Many of them want you to enter a ZIP code and won’t give you any petril if you don’t have one.  And yes, I have tried entering the ZIP code for the White House and the Super 8 in Battle Mountain and divers other hotels and 90210 and the numerical bit of my postcode padded out with zeroes*.  And none of them work.
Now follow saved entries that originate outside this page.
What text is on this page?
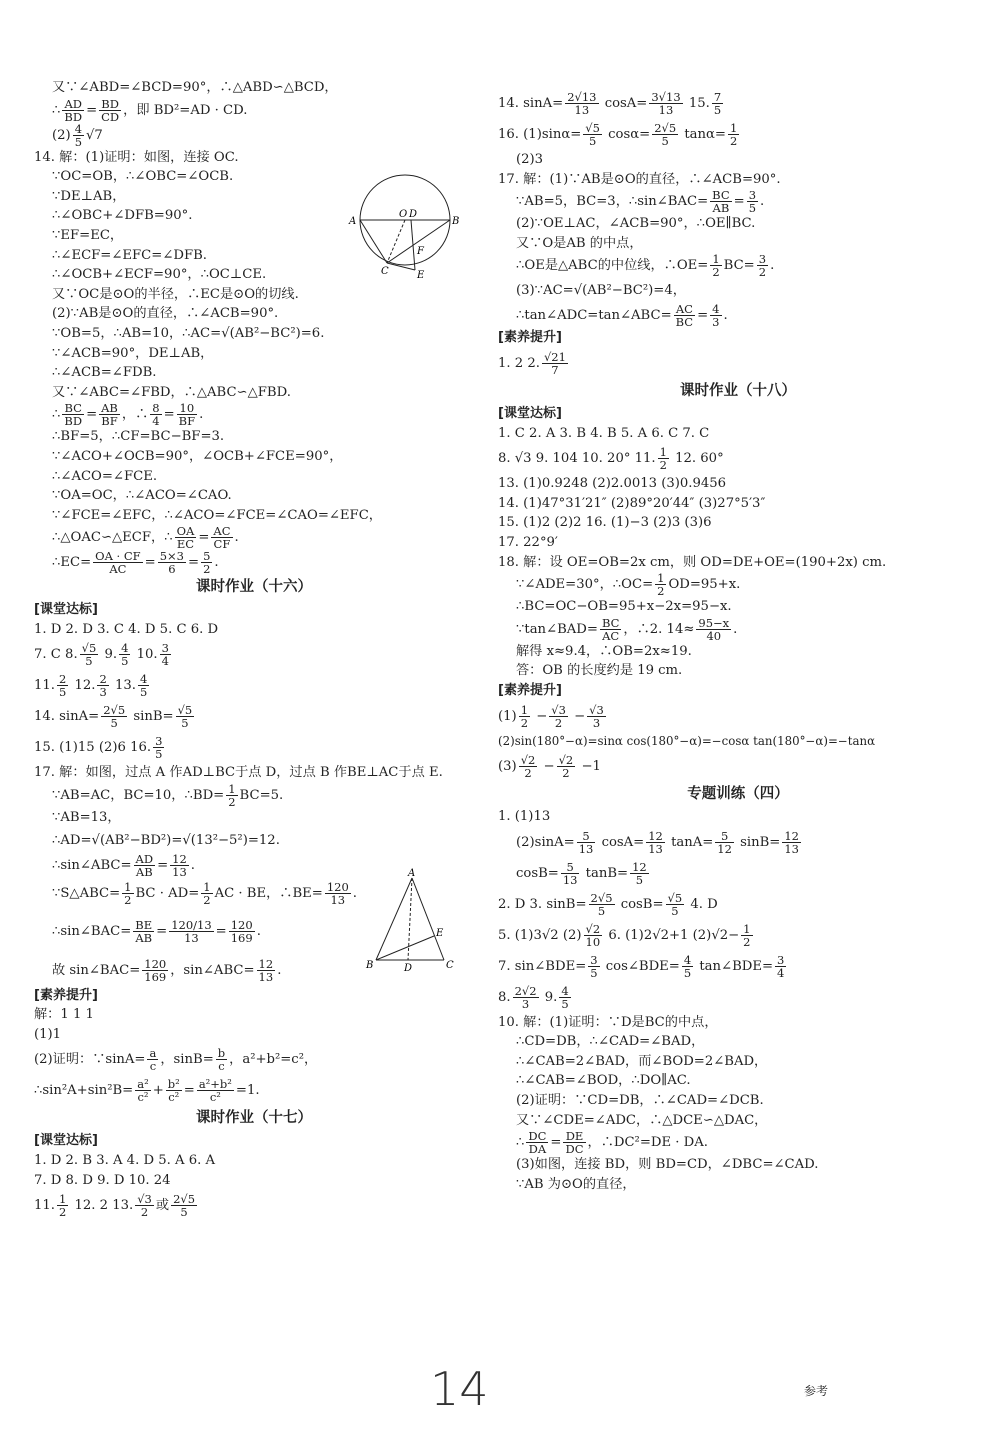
又∵∠ABD=∠BCD=90°，∴△ABD∽△BCD，
∴ $\frac{AD}{BD} = \frac{BD}{CD}$ ，即 BD²=AD · CD.
$(2) \frac{4}{5} √7$
14. 解：(1)证明：如图，连接 OC.
∵OC=OB，∴∠OBC=∠OCB.
∵DE⊥AB，
∴∠OBC+∠DFB=90°.
∵EF=EC，
∴∠ECF=∠EFC=∠DFB.
∴∠OCB+∠ECF=90°，∴OC⊥CE.
又∵OC是⊙O的半径，∴EC是⊙O的切线.
(2)∵AB是⊙O的直径，∴∠ACB=90°.
∵OB=5，∴AB=10，∴AC=√(AB²−BC²)=6.
∵∠ACB=90°，DE⊥AB，
∴∠ACB=∠FDB.
又∵∠ABC=∠FBD，∴△ABC∽△FBD.
∴ $\frac{BC}{BD} = \frac{AB}{BF}$ ，∴ $\frac{8}{4} = \frac{10}{BF}$ .
∴BF=5，∴CF=BC−BF=3.
∵∠ACO+∠OCB=90°，∠OCB+∠FCE=90°，
∴∠ACO=∠FCE.
∵OA=OC，∴∠ACO=∠CAO.
∵∠FCE=∠EFC，∴∠ACO=∠FCE=∠CAO=∠EFC，
∴△OAC∽△ECF，∴ $\frac{OA}{EC} = \frac{AC}{CF}$ .
∴EC= $\frac{OA \cdot CF}{AC} = \frac{5\times 3}{6} = \frac{5}{2}$ .
课时作业（十六）
[课堂达标]
1. D 2. D 3. C 4. D 5. C 6. D
7. C 8. $\frac{√5}{5} 9$. $\frac{4}{5} 10$. $\frac{3}{4}$
11. $\frac{2}{5} 12$. $\frac{2}{3} 13$. $\frac{4}{5}$
14. $\sin A= \frac{2√5}{5} \sin B= \frac{√5}{5}$
15. (1)15 (2)6 16. $\frac{3}{5}$
17. 解：如图，过点 A 作AD⊥BC于点 D，过点 B 作BE⊥AC于点 E.
∵AB=AC，BC=10，∴BD= $\frac{1}{2} BC=5$.
∵AB=13，
∴AD=√(AB²−BD²)=√(13²−5²)=12.
∴sin∠ABC= $\frac{AD}{AB} = \frac{12}{13}$ .
∵S△ABC= $\frac{1}{2}$ BC · $AD= \frac{1}{2}$ AC · BE，∴BE= $\frac{120}{13}$ .
∴sin∠BAC= $\frac{BE}{AB} = \frac{120/13}{13} = \frac{120}{169}$ .
故 sin∠BAC= $\frac{120}{169}$ ，sin∠ABC= $\frac{12}{13}$ .
[素养提升]
解：1 1 1
(1)1
(2)证明：∵sinA= $\frac{a}{c}$ ，$\sin B= \frac{b}{c}$ ，a²+b²=c²，
∴sin²A+sin²B= $\frac{\text{a²}}{\text{c²}} + \frac{\text{b²}}{\text{c²}} = \frac{\text{a²+b²}}{\text{c²}} =1$.
课时作业（十七）
[课堂达标]
1. D 2. B 3. A 4. D 5. A 6. A
7. D 8. D 9. D 10. 24
11. $\frac{1}{2} 12$. 2 13. $\frac{√3}{2}$ 或 $\frac{2√5}{5}$
A	B
O D
F
C	E
A
B	C
D
E
14. $\sin A= \frac{2√13}{13} \cos A= \frac{3√13}{13} 15$. $\frac{7}{5}$
16. $(1)\sin\alpha= \frac{√5}{5} \cos\alpha= \frac{2√5}{5} \tan\alpha= \frac{1}{2}$
(2)3
17. 解：(1)∵AB是⊙O的直径，∴∠ACB=90°.
∵AB=5，BC=3，∴sin∠BAC= $\frac{BC}{AB} = \frac{3}{5}$ .
(2)∵OE⊥AC，∠ACB=90°，∴OE∥BC.
又∵O是AB 的中点，
∴OE是△ABC的中位线，∴OE= $\frac{1}{2} BC= \frac{3}{2}$ .
(3)∵AC=√(AB²−BC²)=4，
∴tan∠ADC=tan∠ABC= $\frac{AC}{BC} = \frac{4}{3}$ .
[素养提升]
1. 2 2. $\frac{√21}{7}$
课时作业（十八）
[课堂达标]
1. C 2. A 3. B 4. B 5. A 6. C 7. C
8. √3 9. 104 10. 20° 11. $\frac{1}{2} 12$. 60°
13. (1)0.9248 (2)2.0013 (3)0.9456
14. (1)47°31′21″ (2)89°20′44″ (3)27°5′3″
15. (1)2 (2)2 16. (1)−3 (2)3 (3)6
17. 22°9′
18. 解：设 OE=OB=2x cm，则 OD=DE+OE=(190+2x) cm.
∵∠ADE=30°，∴OC= $\frac{1}{2} OD=95+x$.
∴BC=OC−OB=95+x−2x=95−x.
∵tan∠BAD= $\frac{BC}{AC}$ ，∴2. $14\approx \frac{95-x}{40}$ .
解得 x≈9.4，∴OB=2x≈19.
答：OB 的长度约是 19 cm.
[素养提升]
$(1) \frac{1}{2} - \frac{√3}{2} - \frac{√3}{3}$
(2)sin(180°−α)=sinα cos(180°−α)=−cosα tan(180°−α)=−tanα
$(3) \frac{√2}{2} - \frac{√2}{2} -1$
专题训练（四）
1. (1)13
$(2)\sin A= \frac{5}{13} \cos A= \frac{12}{13} \tan A= \frac{5}{12} \sin B= \frac{12}{13}$
$\cos B= \frac{5}{13} \tan B= \frac{12}{5}$
2. D 3. $\sin B= \frac{2√5}{5} \cos B= \frac{√5}{5} 4$. D
5. (1)3√2 $(2) \frac{√2}{10} 6$. (1)2√2+1 $(2)√2- \frac{1}{2}$
7. sin∠BDE= $\frac{3}{5}$ cos∠BDE= $\frac{4}{5}$ tan∠BDE= $\frac{3}{4}$
8. $\frac{2√2}{3} 9$. $\frac{4}{5}$
10. 解：(1)证明：∵D是BC的中点，
∴CD=DB，∴∠CAD=∠BAD，
∴∠CAB=2∠BAD，而∠BOD=2∠BAD，
∴∠CAB=∠BOD，∴DO∥AC.
(2)证明：∵CD=DB，∴∠CAD=∠DCB.
又∵∠CDE=∠ADC，∴△DCE∽△DAC，
∴ $\frac{DC}{DA} = \frac{DE}{DC}$ ，∴DC²=DE · DA.
(3)如图，连接 BD，则 BD=CD，∠DBC=∠CAD.
∵AB 为⊙O的直径，
参考
14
* this is alleged to work with Canuckistani postcodes but it dunt with mine.
External Transparent Wall Inspection Operative & Mayor of Mortagne-au-Perche
Satisfying the Bloodlust of the Masses in Peacetime

Re: Tipping Tradesmen
« Reply #43 on: 29 March, 2021, 02:55:58 am »
God, I hate US petrol stations. One, nearest to where my BIL lived in New Hampshire, you had to pay in advance, in cash. I was driving a rented Lincoln Town Car, how the hell am I supposed to know how much it's going to cost to fill, how is anyone? Big car=big tank? How big, supertanker big? Could be, but cheap petrol, so could brim it on $5, $50, $150? Another petrol station, another time, lift nozzle, pull trigger, right? No, no, no. Lift nozzle, flip nozzle holder up, pull hidden leaver...(all being announced over the PA by an incredulous clerk who must have thought I'd just been released from prison after a long stretch and hadn't caught up with the modern world). If this sounds like it was some 50s backwater place, no, modern Exxon job, 21st Century.

ian

Re: Tipping Tradesmen
« Reply #44 on: 29 March, 2021, 07:40:31 pm »
Maybe New Jersey has it right after all.